In hoofdstuk 17 wordt beschreven hoe en waarom ds. R. Kok op 12 januari 1950 door de Generale Synode van de Gereformeerde Gemeenten voor zes maanden in zijn ambt is geschorst. De Synode besloot unaniem om ds. Kok te schorsen omdat hij het aanbod van de genade vereenzelvigde met de beloften. De synode besloot overigens ook het hoofdredacteurschap van De Saambinder aan dr. Steenblok te ontnemen.

De hoofdstukken 8-17 vormen mijns inziens de kern van dit boek.
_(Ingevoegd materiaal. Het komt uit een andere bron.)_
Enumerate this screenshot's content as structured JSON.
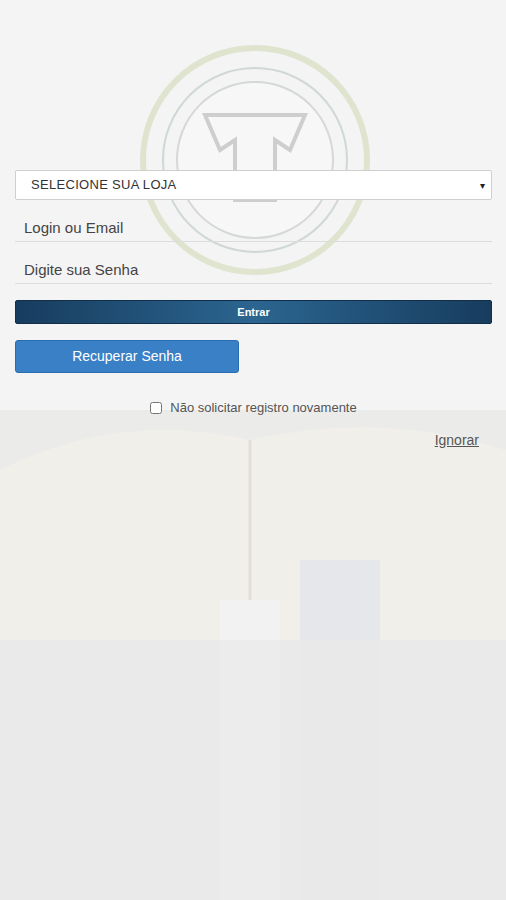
{
  "store_select": {
    "label": "SELECIONE SUA LOJA",
    "arrow": "▾"
  },
  "login": {
    "placeholder": "Login ou Email"
  },
  "password": {
    "placeholder": "Digite sua Senha"
  },
  "buttons": {
    "enter": "Entrar",
    "recover": "Recuperar Senha"
  },
  "remember": {
    "label": "Não solicitar registro novamente",
    "checked": false
  },
  "skip": "Ignorar"
}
Het is daarom belangrijk wat br. Harinck uiteindelijk als centrale conclusie heeft gevonden. 'De Synode heeft ds. Kok echter niet veroordeeld vanwege het aanhangen van een drie verbonden leer of krachtloze schenkingen maar hij vereenzelvigde de beloften met het aanbod van genade. Wij weten dat de vrees voor de leer van de drie verbonden wel meegespeeld heeft, maar ds.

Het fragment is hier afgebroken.